Needless to say, it's caused some friction since I received compliments from our superiors for my performance, and called out one of my coworkers for lying. All the while one of my coworkers has been a little bothersome and constantly shows up in my work area, when I am perfectly fine and capable of handling my own duties on my own. He has been cordial, but it seems a little fake, and I'm suspecting that there may be some other motives like keeping an eye on me, critiquing how I do things on the job, and just plain irritating me because it's sort of obvious I like to work alone. But I digress. I will say, that coworker did stop over and help me out last night with a job that would have been more tiresome and time-consuming on my own. I guess it's hard to tell which bothers me more anymore - people who treat you like an idiot and try to make you look like an unwelcomed fool, or people who just don't give you personal space.
...Anyway, so things have been a little rocky at my job the last couple of days. It's going alright, but the tone of things has gotten a little less pleasant over the past half a year since I started there.
And like clockwork, this morning my girlfriend revealed that she quit her one job. And she is already looking at other jobs to possibly replace her other one.
This all comes at a really bad time. I don't feel like things are reliable enough with her.
And all of this happens after she got a lot of the things she begged me to do.
But I don't really feel like I've gotten what I've wanted.
If it were my call, and I wasn't with her, then I probably wouldn't stay here. Or, at least, I would want to start looking for an escape plan because I doubt I would have the means or a way to just up and go elsewhere. When we met a few years ago, I was desperately looking for a way to get back to my old city and state where I lived for a decade, or at least somewhere else like that. I always thought if I could find a girlfriend or a roommate, that it would also help with me being able to afford living in a nicer place there. Nowadays it might be what's needed just to live somewhere crappy there.
Somehow, it's like I can't have both things. It's always some double-edged sword for me in relationships and life.

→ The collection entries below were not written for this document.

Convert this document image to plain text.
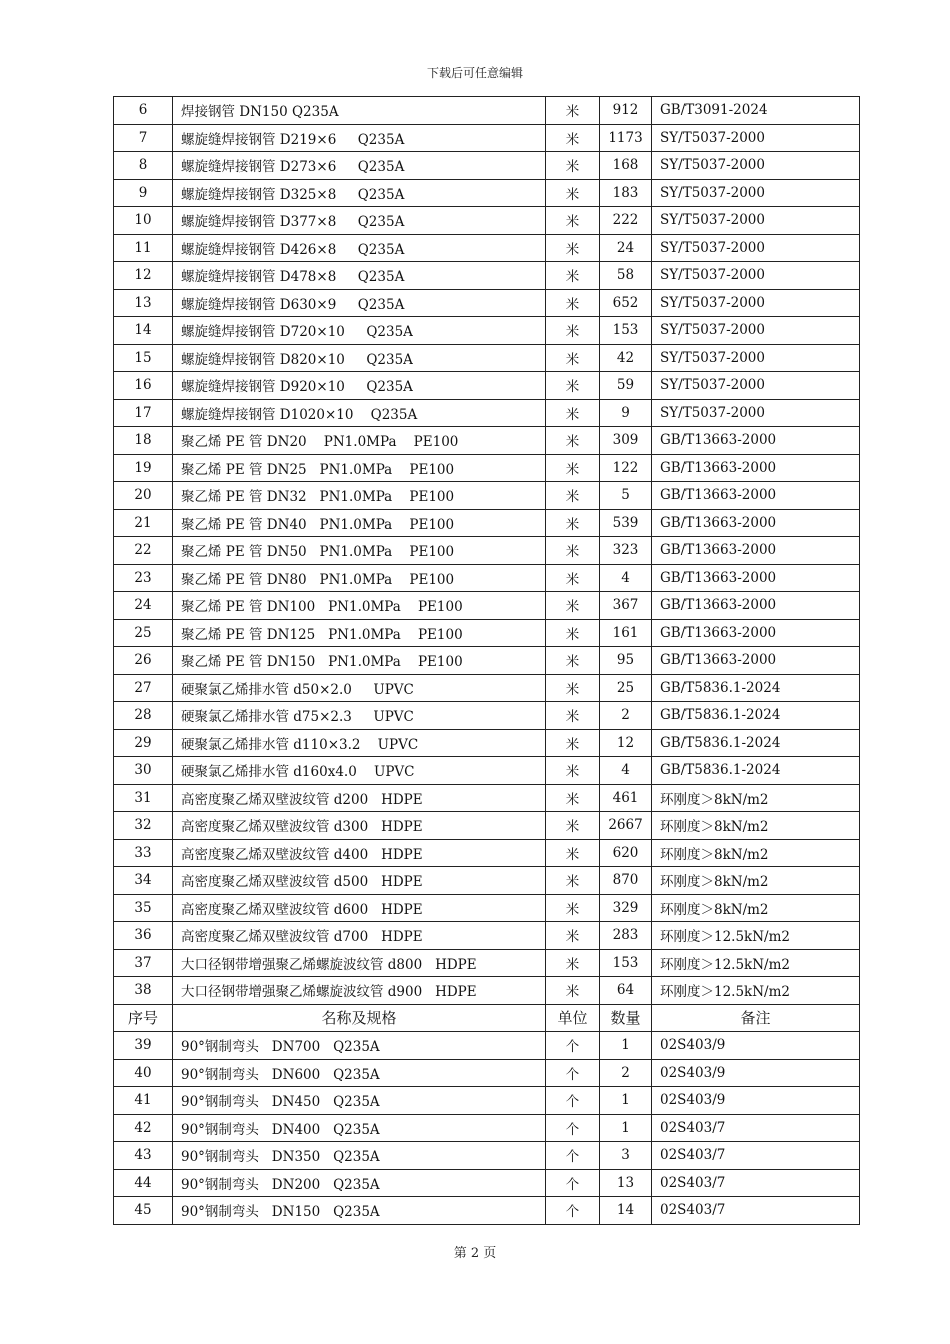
下载后可任意编辑
6	焊接钢管 DN150 Q235A	米	912	GB/T3091-2024
7	螺旋缝焊接钢管 D219×6     Q235A	米	1173	SY/T5037-2000
8	螺旋缝焊接钢管 D273×6     Q235A	米	168	SY/T5037-2000
9	螺旋缝焊接钢管 D325×8     Q235A	米	183	SY/T5037-2000
10	螺旋缝焊接钢管 D377×8     Q235A	米	222	SY/T5037-2000
11	螺旋缝焊接钢管 D426×8     Q235A	米	24	SY/T5037-2000
12	螺旋缝焊接钢管 D478×8     Q235A	米	58	SY/T5037-2000
13	螺旋缝焊接钢管 D630×9     Q235A	米	652	SY/T5037-2000
14	螺旋缝焊接钢管 D720×10     Q235A	米	153	SY/T5037-2000
15	螺旋缝焊接钢管 D820×10     Q235A	米	42	SY/T5037-2000
16	螺旋缝焊接钢管 D920×10     Q235A	米	59	SY/T5037-2000
17	螺旋缝焊接钢管 D1020×10    Q235A	米	9	SY/T5037-2000
18	聚乙烯 PE 管 DN20    PN1.0MPa    PE100	米	309	GB/T13663-2000
19	聚乙烯 PE 管 DN25   PN1.0MPa    PE100	米	122	GB/T13663-2000
20	聚乙烯 PE 管 DN32   PN1.0MPa    PE100	米	5	GB/T13663-2000
21	聚乙烯 PE 管 DN40   PN1.0MPa    PE100	米	539	GB/T13663-2000
22	聚乙烯 PE 管 DN50   PN1.0MPa    PE100	米	323	GB/T13663-2000
23	聚乙烯 PE 管 DN80   PN1.0MPa    PE100	米	4	GB/T13663-2000
24	聚乙烯 PE 管 DN100   PN1.0MPa    PE100	米	367	GB/T13663-2000
25	聚乙烯 PE 管 DN125   PN1.0MPa    PE100	米	161	GB/T13663-2000
26	聚乙烯 PE 管 DN150   PN1.0MPa    PE100	米	95	GB/T13663-2000
27	硬聚氯乙烯排水管 d50×2.0     UPVC	米	25	GB/T5836.1-2024
28	硬聚氯乙烯排水管 d75×2.3     UPVC	米	2	GB/T5836.1-2024
29	硬聚氯乙烯排水管 d110×3.2    UPVC	米	12	GB/T5836.1-2024
30	硬聚氯乙烯排水管 d160x4.0    UPVC	米	4	GB/T5836.1-2024
31	高密度聚乙烯双壁波纹管 d200   HDPE	米	461	环刚度＞8kN/m2
32	高密度聚乙烯双壁波纹管 d300   HDPE	米	2667	环刚度＞8kN/m2
33	高密度聚乙烯双壁波纹管 d400   HDPE	米	620	环刚度＞8kN/m2
34	高密度聚乙烯双壁波纹管 d500   HDPE	米	870	环刚度＞8kN/m2
35	高密度聚乙烯双壁波纹管 d600   HDPE	米	329	环刚度＞8kN/m2
36	高密度聚乙烯双壁波纹管 d700   HDPE	米	283	环刚度＞12.5kN/m2
37	大口径钢带增强聚乙烯螺旋波纹管 d800   HDPE	米	153	环刚度＞12.5kN/m2
38	大口径钢带增强聚乙烯螺旋波纹管 d900   HDPE	米	64	环刚度＞12.5kN/m2
序号	名称及规格	单位	数量	备注
39	90°钢制弯头   DN700   Q235A	个	1	02S403/9
40	90°钢制弯头   DN600   Q235A	个	2	02S403/9
41	90°钢制弯头   DN450   Q235A	个	1	02S403/9
42	90°钢制弯头   DN400   Q235A	个	1	02S403/7
43	90°钢制弯头   DN350   Q235A	个	3	02S403/7
44	90°钢制弯头   DN200   Q235A	个	13	02S403/7
45	90°钢制弯头   DN150   Q235A	个	14	02S403/7
第 2 页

Ultimately, I suspect things will smooth over at her job and she'll continue working there - at least for now. But who knows? I sort of doubt she will pick up more time at that job to replace the hours she lost at the one she quit, especially when she is complaining about how things are going at that job. She always talks about how she wants to get this fabled sit-down job that is less physical, but to me what she is doing right now at her current job doesn't seem all that physical. The place she just quit was the chain I worked for before, and I think it was about ideal for moving around without being too fast-paced or strenuous. I get that she doesn't want to work with the public so much, or at least face-to-face, but my experiences have shown me that nothing is perfect and you will usually encounter a jerk - usually in the form of coworkers or bosses.
I did see that attractive woman working at the convenience store again last night, the one I'd mentioned in my previous thread. Admittedly, it kind of makes me wonder if the Universe is trying to give me a sign. Idk. It is just getting to be too much to deal with with my girlfriend.
And once again, it seems like everything bad starts happening around this time of year, in the Autumn.
I'll see how things go the next couple of days with everything in my world.